The 2018 Foundation Agreement between the shíshálh Nation and the provincial government includes consideration of several changes back to shíshálh place names. The agreement also includes the transfer of land to shíshálh, funds for shíshálh to purchase timber volume and commitments for co-operation on land-use planning and shared decision-making.
“Colonial policy and the residential school system tried to extinguish Indigenous language and culture,” said Murray Rankin, Minister of Indigenous Relations and Reconciliation. “By restoring these ancient placenames, we respect and honour the shíshálh Nation’s deep connection with the swiya and to their language and culture.”

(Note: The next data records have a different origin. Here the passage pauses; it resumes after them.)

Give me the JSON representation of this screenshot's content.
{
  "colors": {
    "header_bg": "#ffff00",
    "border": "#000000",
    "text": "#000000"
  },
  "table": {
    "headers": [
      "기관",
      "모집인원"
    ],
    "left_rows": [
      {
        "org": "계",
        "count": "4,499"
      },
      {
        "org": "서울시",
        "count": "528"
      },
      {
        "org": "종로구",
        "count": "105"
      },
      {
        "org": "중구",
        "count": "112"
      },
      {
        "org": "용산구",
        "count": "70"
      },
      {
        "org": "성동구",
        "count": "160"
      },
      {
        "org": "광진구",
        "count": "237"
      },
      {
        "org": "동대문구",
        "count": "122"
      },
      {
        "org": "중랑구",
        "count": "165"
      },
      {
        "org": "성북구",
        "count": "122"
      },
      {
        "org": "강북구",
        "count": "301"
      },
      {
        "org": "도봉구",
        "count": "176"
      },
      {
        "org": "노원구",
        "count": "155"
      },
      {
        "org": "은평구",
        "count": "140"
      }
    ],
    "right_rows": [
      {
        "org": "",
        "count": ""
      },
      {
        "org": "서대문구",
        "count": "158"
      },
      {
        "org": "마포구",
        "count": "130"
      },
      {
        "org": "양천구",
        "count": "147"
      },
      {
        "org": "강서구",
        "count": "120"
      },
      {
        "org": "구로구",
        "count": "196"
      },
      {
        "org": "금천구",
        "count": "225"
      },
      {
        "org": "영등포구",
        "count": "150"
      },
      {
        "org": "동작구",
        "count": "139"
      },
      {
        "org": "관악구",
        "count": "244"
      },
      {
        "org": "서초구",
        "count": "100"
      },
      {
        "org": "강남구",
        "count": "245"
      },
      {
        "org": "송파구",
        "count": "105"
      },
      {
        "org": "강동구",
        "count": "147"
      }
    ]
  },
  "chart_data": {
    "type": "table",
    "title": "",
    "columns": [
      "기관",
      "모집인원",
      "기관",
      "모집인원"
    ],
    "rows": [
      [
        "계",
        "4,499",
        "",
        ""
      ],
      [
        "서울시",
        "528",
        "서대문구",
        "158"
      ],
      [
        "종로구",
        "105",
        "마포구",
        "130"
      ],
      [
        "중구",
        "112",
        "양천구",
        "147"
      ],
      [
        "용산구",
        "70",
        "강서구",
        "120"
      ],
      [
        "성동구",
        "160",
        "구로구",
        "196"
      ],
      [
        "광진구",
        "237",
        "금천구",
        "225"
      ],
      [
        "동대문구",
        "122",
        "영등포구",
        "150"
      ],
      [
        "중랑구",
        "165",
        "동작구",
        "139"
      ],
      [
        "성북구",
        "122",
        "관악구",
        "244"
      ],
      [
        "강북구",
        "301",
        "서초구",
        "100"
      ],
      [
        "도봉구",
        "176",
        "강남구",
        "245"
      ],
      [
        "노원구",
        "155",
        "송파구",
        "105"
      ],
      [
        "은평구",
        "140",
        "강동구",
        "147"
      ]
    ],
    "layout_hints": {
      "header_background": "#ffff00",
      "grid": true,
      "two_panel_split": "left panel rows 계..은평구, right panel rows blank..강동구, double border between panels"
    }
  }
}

Recognizing Indigenous place names is part of B.C.’s work to advance reconciliation and implement the United Nations Declaration on the Rights of Indigenous Peoples through the Declaration on the Rights of Indigenous Peoples Act.
In accordance with the B.C. Geographical Naming Policy, local and Indigenous governments, as well as relevant organizations, were invited to comment on the proposed name changes and bring forward any local or heritage considerations and comments. The comment period was from Jan. 20, 2020, to Dec. 31, 2020.
Lori Pratt, chair, Sunshine Coast Regional District –
“Along with our board, I am well aware of the deeply meaningful naming practices of Indigenous peoples. We celebrate these name changes along with the shíshálh Nation and continue to offer our support as they work to further restore their place names in the region.”
Darnelda Siegers, mayor, District of Sechelt –
“The District of Sechelt Council is pleased to have supported the return of Wilson Creek to its original name, ts’uḵw’um. This is one small but important part of building relationships, cultural awareness, respect and reconciliation.”
- Both ts’uḵw’um and sḵelhp are ancient names in the shíshálh language.
- ts’uḵw’um refers to an important shíshálh village site, while sḵelhp was the historic name used to refer to Saltery Bay, though the original meaning of the word has been lost to time.
- Input during the comment period for these name changes showed broad support for their cultural significance.